Andando em círculos, escreve Adriano Pires
 
                        Adriano Pires e Bruno Pascon, para o Poder360
No dia 4 de junho, o Conselho Nacional de Política Energética (CNPE) realizou sua 5ª Reunião Extraordinária, na qual foi aprovada uma resolução para aumentar a transparência e a competição na atividade de abastecimento de combustíveis no Brasil. Apesar da necessidade de promover a transparência e a concorrência no setor, o conteúdo divulgado decepcionou o mercado.
O CNPE deveria atuar por meio de diretrizes para reestruturar os segmentos de distribuição e revenda (downstream), buscando contribuir para a solução dos principais gargalos existentes. Ao invés disso, a resolução atribuiu aos órgãos envolvidos medidas questionáveis e que podem não resultar em melhorias para o setor. E o pior, podem afastar investidores de qualidade. Ao mesmo tempo, não há uma sinalização clara sobre a atuação desses órgãos em relação a questões mais relevantes para o setor, como a sonegação e a política tributária.
A resolução retoma a discussão sobre a venda direta de etanol da usina para os revendedores, amplamente debatida na Tomada Pública de Contribuições nº 2/2018 da Agência Nacional do Petróleo, Gás Natural e Biocombustíveis (ANP). Naquele momento, ficou claro que, da forma que foi apresentada, a medida só trará impactos negativos. A falta de escala e de capilaridade das usinas, por exemplo, elevaria o custo logístico da distribuição e poderia aumentar a informalidade. Para implantar a venda direta, a solução é criar a chamada distribuidora vinculada.
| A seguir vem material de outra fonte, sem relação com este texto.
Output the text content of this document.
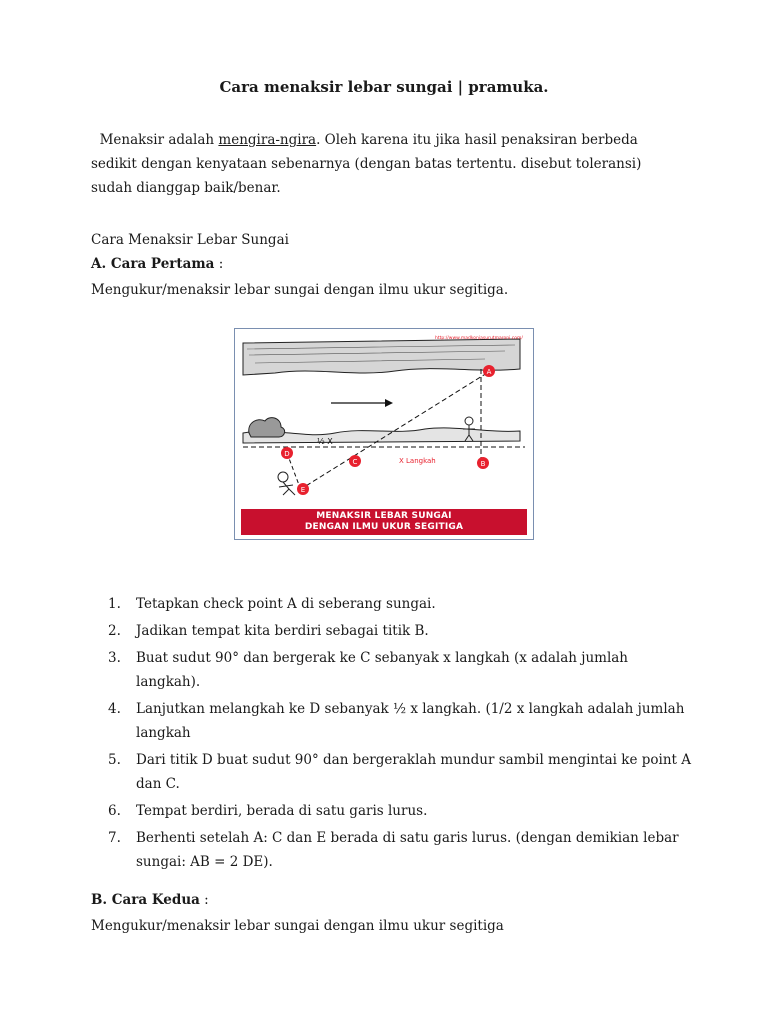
Cara menaksir lebar sungai | pramuka.
Menaksir adalah mengira-ngira. Oleh karena itu jika hasil penaksiran berbeda sedikit dengan kenyataan sebenarnya (dengan batas tertentu. disebut toleransi) sudah dianggap baik/benar.
Cara Menaksir Lebar Sungai
A. Cara Pertama :
Mengukur/menaksir lebar sungai dengan ilmu ukur segitiga.
http://www.madkonjasurutmaroni.com/
½ X
X Langkah
A
B
C
D
E
MENAKSIR LEBAR SUNGAI
DENGAN ILMU UKUR SEGITIGA
1. Tetapkan check point A di seberang sungai.
2. Jadikan tempat kita berdiri sebagai titik B.
3. Buat sudut 90° dan bergerak ke C sebanyak x langkah (x adalah jumlah langkah).
4. Lanjutkan melangkah ke D sebanyak ½ x langkah. (1/2 x langkah adalah jumlah langkah
5. Dari titik D buat sudut 90° dan bergeraklah mundur sambil mengintai ke point A dan C.
6. Tempat berdiri, berada di satu garis lurus.
7. Berhenti setelah A: C dan E berada di satu garis lurus. (dengan demikian lebar sungai: AB = 2 DE).
B. Cara Kedua :
Mengukur/menaksir lebar sungai dengan ilmu ukur segitiga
Já no âmbito das Consulta e Audiência Públicas nos 20/2018 e 4/2019, as contribuições mostraram que a questão da transparência de preços pode facilitar a formação de cartel, indo na contramão da competição desejada e violando o direito dos consumidores. Voltar no tema resultaria em desperdício de energia e tempo, que serão necessários para discutir outras questões.
Essas consequências negativas apresentadas também estão relacionadas ao fato de o downstream brasileiro nunca ter funcionado de forma livre. Não sabemos qual seria o comportamento do mercado em um setor com preços livremente pactuados, alinhados com o mercado internacional, sem intervenção do governo e com o fim do monopólio da Petrobras no refino.
É importante lembrar que os segmentos de distribuição e revenda já são concorrenciais, com quase 200 distribuidoras de combustíveis líquidos e mais de 40.000 postos revendedores varejista. Apesar da distribuição ser concentrada em 3 grandes empresas (Raízen, Ipiranga e BR Distribuidora) no âmbito nacional, há uma competição local entre elas e as distribuidoras regionais. O refino é o único elo do downstream em que há um monopólio de fato, já que as refinarias da Petrobras somam 98% da capacidade de refino do país.
A resolução chega justamente no momento em que a Petrobras anuncia a venda das suas refinarias e assina um TCC com o CADE, o que provocará impactos diretos no downstream. Com a atração de agentes privados para o refino, haverá uma concorrência entre refinadores e importadores, desde que haja paridade internacional dos preços. É precipitado elaborar uma regulação sem antes entender como o setor irá se adaptar às mudanças em curso.
A resolução do CNPE dá diretrizes para uma maior concorrência e transparência no setor, com uma ótica que não nos parece a mais adequada. Em um setor caracterizado ao longo do tempo pela presença do monopólio da Petrobras, as soluções para maior concorrência e transparência são complexas e, por isso, devem de ser dadas pelo mercado.
Quanto maior a complexidade, mais precisamos deixar o mercado funcionar. Nesse caso, o governo deveria se concentrar nas questões tributárias e no combate à sonegação, que criam concorrência desleal, impedem a atração de investimento de qualidade e lesam consumidores e contribuintes, ao invés de gastar tempo e energia com temas secundários, como a venda direta de etanol.
Cada órgão deve se concentrar nas suas responsabilidades, com a ANP fiscalizando e regulando o setor de combustíveis, o CADE verificando e punindo práticas de mercado irregulares e o Ministério da Economia revendo os tributos no setor. Do contrário, vamos continuar andando em círculos, sem soluções definitivas.
Adriano Pires
Adriano Pires é sócio fundador e diretor do Centro Brasileiro de Infraestrutura (CBIE). Doutor em Economia Industrial pela Universidade Paris XIII (1987), Mestre em Planejamento Energético pela COPPE/UFRJ (1983) e Economista formado pela Universidade Federal do Rio de Janeiro (1980). Atua há mais de 30 anos na área de energia.